I think you're likely referring to ropivacaine. When I searched for info, most sources cited anxiety and restlessness as side effects (especially when improperly administered). Interestingly, I didn't see anything about hallucinations

Specializes in Neuro ICU and Med Surg.

From my personal experience this sounds more like ETOH withdrawal. I had a pt who was fine the first night I took care of him, and the next night he was calling his wife at home and telling her that "Spock" (must have been a trekkie) was talking to him in his room. The wife called me and stated to me that she thought he was going into withdrawal. He was a known drinker and repeat admit for seizures or ETOH withdrawal. I called the doc and asked for prn ativan, and gave it ATC. By the next morning the pt went into full blown DT's and by the next evening he was transferred to the ICU due to tachycardia and decreased LOC.

Deffinately sounds like DT's to me especially since the wife states hx of ETOH abuse.

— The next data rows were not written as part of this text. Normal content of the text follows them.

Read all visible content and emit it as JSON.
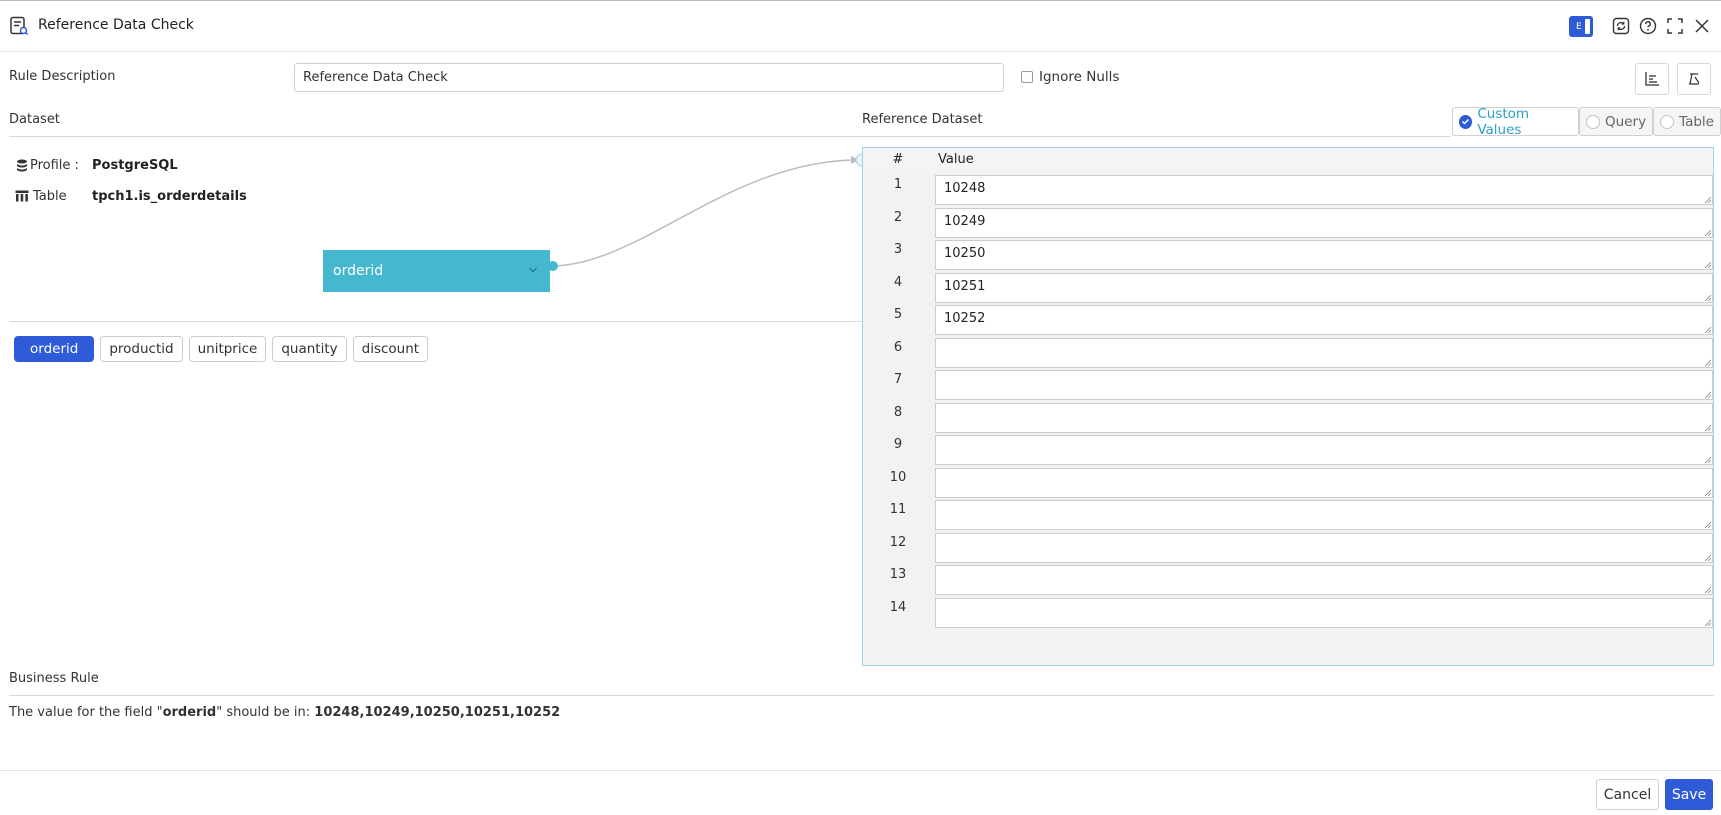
{
  "header": {
    "title": "Reference Data Check",
    "badge_letter": "E"
  },
  "form": {
    "rule_description_label": "Rule Description",
    "rule_description_value": "Reference Data Check",
    "ignore_nulls_label": "Ignore Nulls",
    "ignore_nulls_checked": false
  },
  "dataset": {
    "label": "Dataset",
    "profile_label": "Profile :",
    "profile_value": "PostgreSQL",
    "table_label": "Table",
    "table_value": "tpch1.is_orderdetails",
    "node_field": "orderid"
  },
  "reference": {
    "label": "Reference Dataset",
    "tabs": [
      {
        "label": "Custom Values",
        "selected": true
      },
      {
        "label": "Query",
        "selected": false
      },
      {
        "label": "Table",
        "selected": false
      }
    ],
    "grid_headers": {
      "num": "#",
      "value": "Value"
    },
    "rows": [
      {
        "num": "1",
        "value": "10248"
      },
      {
        "num": "2",
        "value": "10249"
      },
      {
        "num": "3",
        "value": "10250"
      },
      {
        "num": "4",
        "value": "10251"
      },
      {
        "num": "5",
        "value": "10252"
      },
      {
        "num": "6",
        "value": ""
      },
      {
        "num": "7",
        "value": ""
      },
      {
        "num": "8",
        "value": ""
      },
      {
        "num": "9",
        "value": ""
      },
      {
        "num": "10",
        "value": ""
      },
      {
        "num": "11",
        "value": ""
      },
      {
        "num": "12",
        "value": ""
      },
      {
        "num": "13",
        "value": ""
      },
      {
        "num": "14",
        "value": ""
      }
    ]
  },
  "fields": [
    {
      "label": "orderid",
      "active": true
    },
    {
      "label": "productid",
      "active": false
    },
    {
      "label": "unitprice",
      "active": false
    },
    {
      "label": "quantity",
      "active": false
    },
    {
      "label": "discount",
      "active": false
    }
  ],
  "business_rule": {
    "label": "Business Rule",
    "text_prefix": "The value for the field \"",
    "field": "orderid",
    "text_middle": "\" should be in: ",
    "values": "10248,10249,10250,10251,10252"
  },
  "footer": {
    "cancel_label": "Cancel",
    "save_label": "Save"
  },
  "colors": {
    "accent": "#2f5bd8",
    "node": "#45b8d0",
    "tab_active_text": "#2aa0c8"
  }
}
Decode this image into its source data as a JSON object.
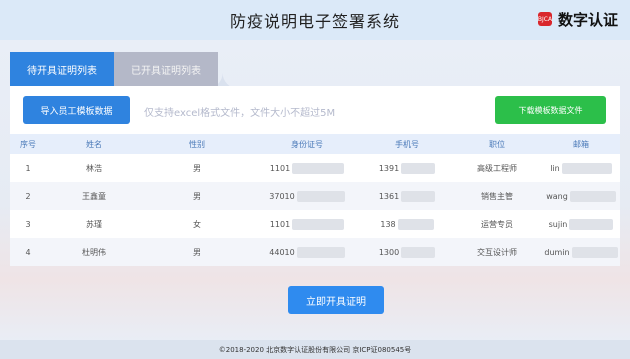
{
  "header": {
    "title": "防疫说明电子签署系统",
    "brand_mark": "BJCA",
    "brand_name": "数字认证"
  },
  "tabs": [
    {
      "label": "待开具证明列表",
      "active": true
    },
    {
      "label": "已开具证明列表",
      "active": false
    }
  ],
  "toolbar": {
    "import_label": "导入员工模板数据",
    "hint": "仅支持excel格式文件，文件大小不超过5M",
    "download_label": "下载模板数据文件"
  },
  "table": {
    "headers": [
      "序号",
      "姓名",
      "性别",
      "身份证号",
      "手机号",
      "职位",
      "邮箱"
    ],
    "rows": [
      {
        "index": "1",
        "name": "林浩",
        "gender": "男",
        "id_visible": "1101",
        "phone_visible": "1391",
        "position": "高级工程师",
        "email_visible": "lin"
      },
      {
        "index": "2",
        "name": "王鑫童",
        "gender": "男",
        "id_visible": "37010",
        "phone_visible": "1361",
        "position": "销售主管",
        "email_visible": "wang"
      },
      {
        "index": "3",
        "name": "苏瑾",
        "gender": "女",
        "id_visible": "1101",
        "phone_visible": "138",
        "position": "运营专员",
        "email_visible": "sujin"
      },
      {
        "index": "4",
        "name": "杜明伟",
        "gender": "男",
        "id_visible": "44010",
        "phone_visible": "1300",
        "position": "交互设计师",
        "email_visible": "dumin"
      }
    ]
  },
  "actions": {
    "issue_label": "立即开具证明"
  },
  "footer": {
    "text": "©2018-2020 北京数字认证股份有限公司 京ICP证080545号"
  },
  "colors": {
    "primary": "#2f83df",
    "success": "#2cbf4a",
    "tab_inactive": "#b4b8c8",
    "brand_red": "#d9262c"
  }
}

whoever told you this was wrong. this patient was suffering from etoh withdrawal, not ropivacaine toxicity. overdoses of local anesthetics do not lead to this kind of behavior, they lead to cardiac arrhythmias and seizures. toxicity to local anesthetics is seen within seconds to minutes following the administration of the dose, not three days later.

for more information, see http://www.manbit.com/oa/c4.htm.

this patient was suffering from dt's.

Specializes in critical care; community health; psych.

I've taken care of lots of patients on epidural nerve block. Never have I seen the type of reaction you describe from ropivicaine administration. I have seen lots of ETOH withdrawal and that's what it sounds like to me.

Specializes in ER/Trauma.

I'm with the ETOH withdrawal crowd.

I see at least 15 patients with Ropivicaine Fem blocks/epidurals each week - none of them behave in this bizzare fashion. The give away is, as gasspasser pointed out:

Overdoses of local anesthetics do not lead to this kind of behavior, they lead to cardiac arrhythmias and seizures.